UN MARIAGE DANS LE COTENTIN

Les cloches de l’église de Bricqueville-sur-Mer, dans le département de la Manche, sonnaient à tout rompre. Tous les participants à la messe de mariage de Mathilde Bordesoule quittaient à présent l’église. Les hommes étaient en costume sombre. La note de couleur était donnée par les cravates, bleues presque systématiquement, car c’était la couleur du jour. Les femmes avaient fait assaut d’élégance, et la plupart d’entre elles portaient de ravissants chapeaux, davantage destinés à mettre en valeur la nuque et la coiffure qu’à protéger du soleil.

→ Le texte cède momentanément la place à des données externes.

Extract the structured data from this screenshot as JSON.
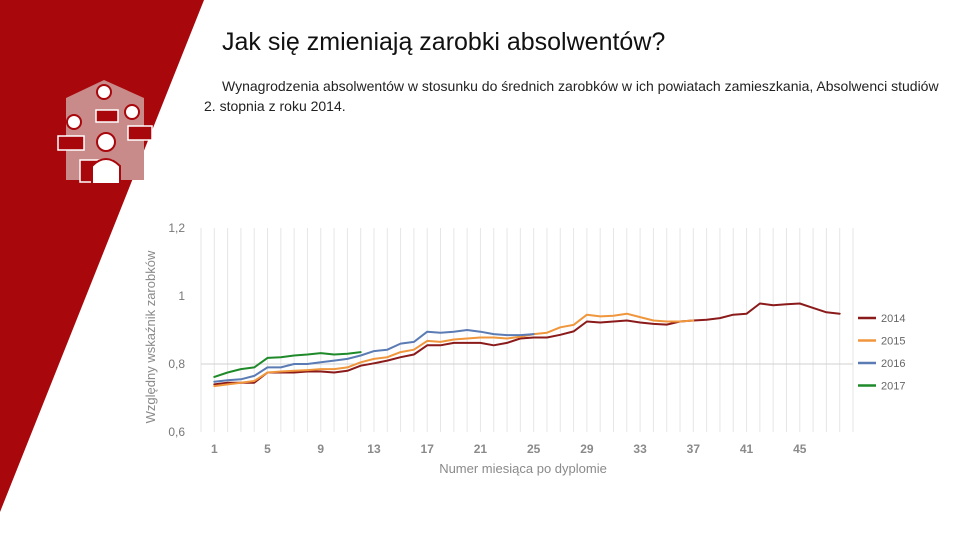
{
  "slide": {
    "title": "Jak się zmieniają zarobki absolwentów?",
    "subtitle": "Wynagrodzenia absolwentów w stosunku do średnich zarobków w ich powiatach zamieszkania, Absolwenci studiów 2. stopnia z roku 2014.",
    "accent_color": "#a8070c",
    "logo_icon": "graduates-money-icon"
  },
  "chart_data": {
    "type": "line",
    "xlabel": "Numer miesiąca po dyplomie",
    "ylabel": "Względny wskaźnik zarobków",
    "xlim": [
      0,
      49
    ],
    "ylim": [
      0.6,
      1.2
    ],
    "x_ticks": [
      1,
      5,
      9,
      13,
      17,
      21,
      25,
      29,
      33,
      37,
      41,
      45
    ],
    "y_ticks": [
      {
        "value": 0.6,
        "label": "0,6"
      },
      {
        "value": 0.8,
        "label": "0,8"
      },
      {
        "value": 1.0,
        "label": "1"
      },
      {
        "value": 1.2,
        "label": "1,2"
      }
    ],
    "grid": true,
    "legend_position": "right",
    "series": [
      {
        "name": "2014",
        "color": "#8b1a1a",
        "x": [
          1,
          2,
          3,
          4,
          5,
          6,
          7,
          8,
          9,
          10,
          11,
          12,
          13,
          14,
          15,
          16,
          17,
          18,
          19,
          20,
          21,
          22,
          23,
          24,
          25,
          26,
          27,
          28,
          29,
          30,
          31,
          32,
          33,
          34,
          35,
          36,
          37,
          38,
          39,
          40,
          41,
          42,
          43,
          44,
          45,
          46,
          47,
          48
        ],
        "y": [
          0.74,
          0.745,
          0.745,
          0.745,
          0.775,
          0.775,
          0.775,
          0.778,
          0.778,
          0.775,
          0.78,
          0.795,
          0.802,
          0.81,
          0.82,
          0.828,
          0.855,
          0.855,
          0.862,
          0.862,
          0.862,
          0.855,
          0.862,
          0.875,
          0.878,
          0.878,
          0.886,
          0.896,
          0.925,
          0.922,
          0.925,
          0.928,
          0.922,
          0.918,
          0.916,
          0.925,
          0.928,
          0.93,
          0.935,
          0.945,
          0.948,
          0.978,
          0.973,
          0.976,
          0.978,
          0.965,
          0.952,
          0.948
        ]
      },
      {
        "name": "2015",
        "color": "#f0963c",
        "x": [
          1,
          2,
          3,
          4,
          5,
          6,
          7,
          8,
          9,
          10,
          11,
          12,
          13,
          14,
          15,
          16,
          17,
          18,
          19,
          20,
          21,
          22,
          23,
          24,
          25,
          26,
          27,
          28,
          29,
          30,
          31,
          32,
          33,
          34,
          35,
          36,
          37
        ],
        "y": [
          0.735,
          0.74,
          0.745,
          0.75,
          0.775,
          0.778,
          0.78,
          0.782,
          0.785,
          0.785,
          0.79,
          0.805,
          0.815,
          0.82,
          0.835,
          0.842,
          0.868,
          0.865,
          0.872,
          0.875,
          0.878,
          0.878,
          0.875,
          0.88,
          0.888,
          0.892,
          0.908,
          0.915,
          0.945,
          0.94,
          0.942,
          0.948,
          0.938,
          0.928,
          0.925,
          0.925,
          0.928
        ]
      },
      {
        "name": "2016",
        "color": "#5b7bb5",
        "x": [
          1,
          2,
          3,
          4,
          5,
          6,
          7,
          8,
          9,
          10,
          11,
          12,
          13,
          14,
          15,
          16,
          17,
          18,
          19,
          20,
          21,
          22,
          23,
          24,
          25
        ],
        "y": [
          0.748,
          0.752,
          0.755,
          0.765,
          0.79,
          0.79,
          0.8,
          0.8,
          0.805,
          0.81,
          0.815,
          0.825,
          0.838,
          0.842,
          0.86,
          0.865,
          0.895,
          0.892,
          0.895,
          0.9,
          0.895,
          0.888,
          0.885,
          0.885,
          0.888
        ]
      },
      {
        "name": "2017",
        "color": "#1f8a2a",
        "x": [
          1,
          2,
          3,
          4,
          5,
          6,
          7,
          8,
          9,
          10,
          11,
          12
        ],
        "y": [
          0.762,
          0.775,
          0.785,
          0.79,
          0.818,
          0.82,
          0.825,
          0.828,
          0.832,
          0.828,
          0.83,
          0.835
        ]
      }
    ]
  }
}
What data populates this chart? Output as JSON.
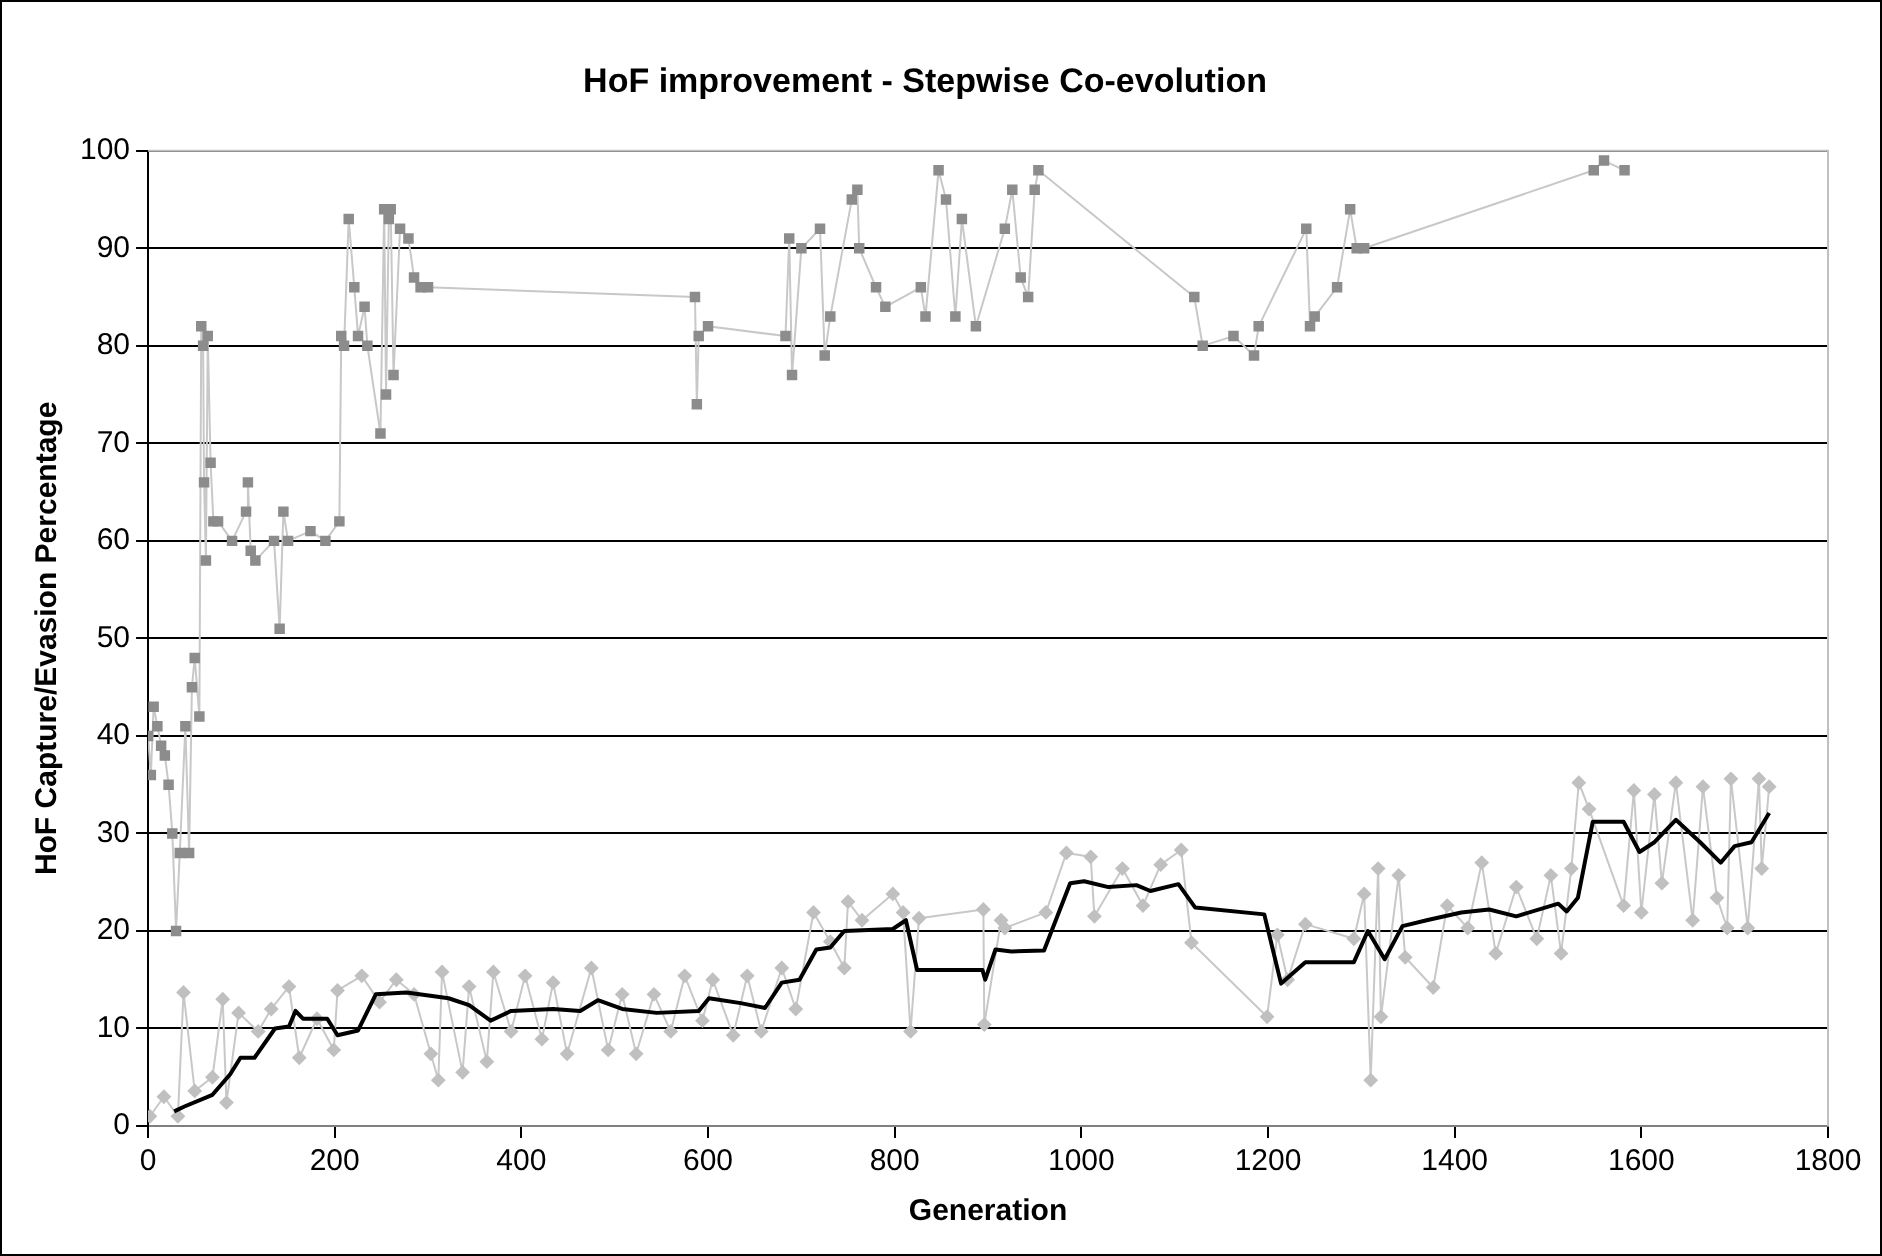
{
  "chart_data": {
    "type": "line",
    "title": "HoF improvement - Stepwise Co-evolution",
    "xlabel": "Generation",
    "ylabel": "HoF Capture/Evasion Percentage",
    "xlim": [
      0,
      1800
    ],
    "xticks": [
      0,
      200,
      400,
      600,
      800,
      1000,
      1200,
      1400,
      1600,
      1800
    ],
    "ylim": [
      0,
      100
    ],
    "yticks": [
      0,
      10,
      20,
      30,
      40,
      50,
      60,
      70,
      80,
      90,
      100
    ],
    "grid": "y",
    "legend": false,
    "line_style": "solid",
    "series": [
      {
        "color": "#8c8c8c",
        "marker": "square",
        "x": [
          0,
          3,
          6,
          10,
          14,
          18,
          22,
          26,
          30,
          34,
          40,
          44,
          47,
          50,
          55,
          57,
          59,
          60,
          62,
          64,
          67,
          70,
          75,
          90,
          105,
          107,
          110,
          115,
          135,
          141,
          145,
          150,
          174,
          190,
          205,
          207,
          210,
          215,
          221,
          225,
          232,
          235,
          249,
          253,
          255,
          258,
          260,
          263,
          270,
          279,
          285,
          292,
          300,
          586,
          588,
          590,
          600,
          683,
          687,
          690,
          700,
          720,
          725,
          731,
          754,
          760,
          762,
          780,
          790,
          828,
          833,
          847,
          855,
          865,
          872,
          887,
          918,
          926,
          935,
          943,
          950,
          954,
          1121,
          1130,
          1163,
          1185,
          1190,
          1241,
          1245,
          1250,
          1274,
          1288,
          1295,
          1303,
          1549,
          1560,
          1582
        ],
        "values": [
          40,
          36,
          43,
          41,
          39,
          38,
          35,
          30,
          20,
          28,
          41,
          28,
          45,
          48,
          42,
          82,
          80,
          66,
          58,
          81,
          68,
          62,
          62,
          60,
          63,
          66,
          59,
          58,
          60,
          51,
          63,
          60,
          61,
          60,
          62,
          81,
          80,
          93,
          86,
          81,
          84,
          80,
          71,
          94,
          75,
          93,
          94,
          77,
          92,
          91,
          87,
          86,
          86,
          85,
          74,
          81,
          82,
          81,
          91,
          77,
          90,
          92,
          79,
          83,
          95,
          96,
          90,
          86,
          84,
          86,
          83,
          98,
          95,
          83,
          93,
          82,
          92,
          96,
          87,
          85,
          96,
          98,
          85,
          80,
          81,
          79,
          82,
          92,
          82,
          83,
          86,
          94,
          90,
          90,
          98,
          99,
          98
        ]
      },
      {
        "color": "#c0c0c0",
        "marker": "diamond",
        "x": [
          2,
          17,
          32,
          38,
          50,
          69,
          80,
          84,
          97,
          118,
          132,
          151,
          162,
          181,
          199,
          203,
          229,
          248,
          266,
          285,
          303,
          311,
          315,
          337,
          344,
          363,
          370,
          389,
          404,
          422,
          434,
          449,
          475,
          493,
          508,
          523,
          542,
          560,
          575,
          594,
          605,
          627,
          642,
          657,
          679,
          694,
          713,
          731,
          746,
          750,
          765,
          798,
          809,
          817,
          826,
          895,
          896,
          914,
          918,
          962,
          984,
          1010,
          1014,
          1044,
          1066,
          1085,
          1107,
          1118,
          1199,
          1210,
          1221,
          1240,
          1292,
          1303,
          1310,
          1318,
          1321,
          1340,
          1347,
          1377,
          1392,
          1414,
          1429,
          1444,
          1466,
          1488,
          1503,
          1514,
          1525,
          1533,
          1544,
          1581,
          1592,
          1600,
          1614,
          1622,
          1637,
          1655,
          1666,
          1681,
          1692,
          1696,
          1714,
          1726,
          1729,
          1737
        ],
        "values": [
          1,
          3,
          1,
          13.7,
          3.6,
          5,
          13,
          2.4,
          11.6,
          9.7,
          12,
          14.3,
          7,
          11,
          7.8,
          13.9,
          15.4,
          12.7,
          15,
          13.5,
          7.4,
          4.7,
          15.8,
          5.5,
          14.3,
          6.6,
          15.8,
          9.7,
          15.4,
          8.9,
          14.7,
          7.4,
          16.2,
          7.8,
          13.5,
          7.4,
          13.5,
          9.7,
          15.4,
          10.8,
          15,
          9.3,
          15.4,
          9.7,
          16.2,
          12,
          21.9,
          18.9,
          16.2,
          23,
          21.1,
          23.8,
          21.9,
          9.7,
          21.3,
          22.2,
          10.4,
          21.1,
          20.3,
          21.9,
          28,
          27.6,
          21.5,
          26.4,
          22.6,
          26.8,
          28.3,
          18.8,
          11.2,
          19.6,
          15,
          20.7,
          19.2,
          23.8,
          4.7,
          26.4,
          11.2,
          25.7,
          17.3,
          14.2,
          22.6,
          20.3,
          27,
          17.7,
          24.5,
          19.2,
          25.7,
          17.7,
          26.4,
          35.2,
          32.5,
          22.6,
          34.4,
          21.9,
          34,
          24.9,
          35.2,
          21.1,
          34.8,
          23.4,
          20.3,
          35.6,
          20.3,
          35.6,
          26.4,
          34.8
        ]
      },
      {
        "color": "#000000",
        "marker": "none",
        "x": [
          28,
          39,
          69,
          88,
          99,
          114,
          136,
          151,
          158,
          166,
          192,
          203,
          225,
          244,
          277,
          322,
          344,
          367,
          389,
          434,
          463,
          482,
          508,
          545,
          590,
          601,
          635,
          661,
          679,
          698,
          716,
          731,
          746,
          798,
          812,
          824,
          894,
          897,
          908,
          925,
          960,
          988,
          1003,
          1029,
          1059,
          1074,
          1104,
          1122,
          1196,
          1214,
          1240,
          1292,
          1307,
          1325,
          1344,
          1370,
          1407,
          1437,
          1466,
          1511,
          1520,
          1532,
          1548,
          1581,
          1598,
          1614,
          1637,
          1663,
          1685,
          1700,
          1718,
          1737
        ],
        "values": [
          1.5,
          2,
          3.2,
          5.3,
          7,
          7,
          10,
          10.2,
          11.8,
          11,
          11,
          9.3,
          9.8,
          13.5,
          13.7,
          13.1,
          12.4,
          10.8,
          11.8,
          12,
          11.8,
          12.9,
          12,
          11.6,
          11.8,
          13.1,
          12.6,
          12.1,
          14.7,
          15,
          18.1,
          18.3,
          20,
          20.2,
          21.1,
          16,
          16,
          15,
          18.1,
          17.9,
          18,
          24.9,
          25.1,
          24.5,
          24.7,
          24.1,
          24.8,
          22.4,
          21.7,
          14.6,
          16.8,
          16.8,
          20,
          17.1,
          20.5,
          21.1,
          21.9,
          22.2,
          21.5,
          22.8,
          22,
          23.4,
          31.2,
          31.2,
          28.1,
          29.1,
          31.4,
          29.1,
          27,
          28.7,
          29.1,
          32.1
        ]
      }
    ]
  }
}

Et voici que sortait le cortège : les parents, les enfants d’honneur, les mariés, enfin, accueillis par une pluie de pétales de roses.

Mathilde avait répondu oui à la demande du prêtre, et elle s’appelait désormais Mathilde Stevens, puisqu’elle venait d’épouser un jeune américain étrangement prénommé Augustin. Augustin Stevens.

C’est ce jour-là que l’aventure – ou plutôt l’Aventure avec un A majuscule – est venue une nouvelle fois à la rencontre du Clan des Bordesoule. Dans ce tout petit village de Bricqueville.

En fait, ce printemps-là avait commencé de façon très normale, joyeuse, et familiale. Une lointaine cousine des Bordesoule, Mathilde Bordesoule, charmante jeune femme brune aux grands yeux verts, se mariait le 5 juin. Les fameux membres du clan, nos quatre jeunes détectives, n’auraient pas dû être invités à la noce, car ils connaissaient assez peu la future mariée, beaucoup plus âgée qu’eux (une grande personne qui avait au moins 25 ans !). Quant à son fiancé, cet Augustin Stevens, ils savaient seulement que c’était un Américain, rencontré par Mathilde Bordesoule lors d’un stage, pour son travail, aux États-Unis. Et jusqu’à ce mariage, ils n’avaient jamais parlé au fiancé, ne l’avaient même jamais croisé. Ils trouvaient juste bizarre qu’un Américain se prénomme Augustin (d’ailleurs en anglais, comment prononce-t-on un tel prénom ? yougoustine ? puisque les «A » se prononcent « i » et les « u », « ou » ou encore « you ». Quelle langue !). En principe les Américains s’appellent John, Steve, Ken ou Phil, Tom ou Dick. Du moins dans les films. Mais jamais Augustin !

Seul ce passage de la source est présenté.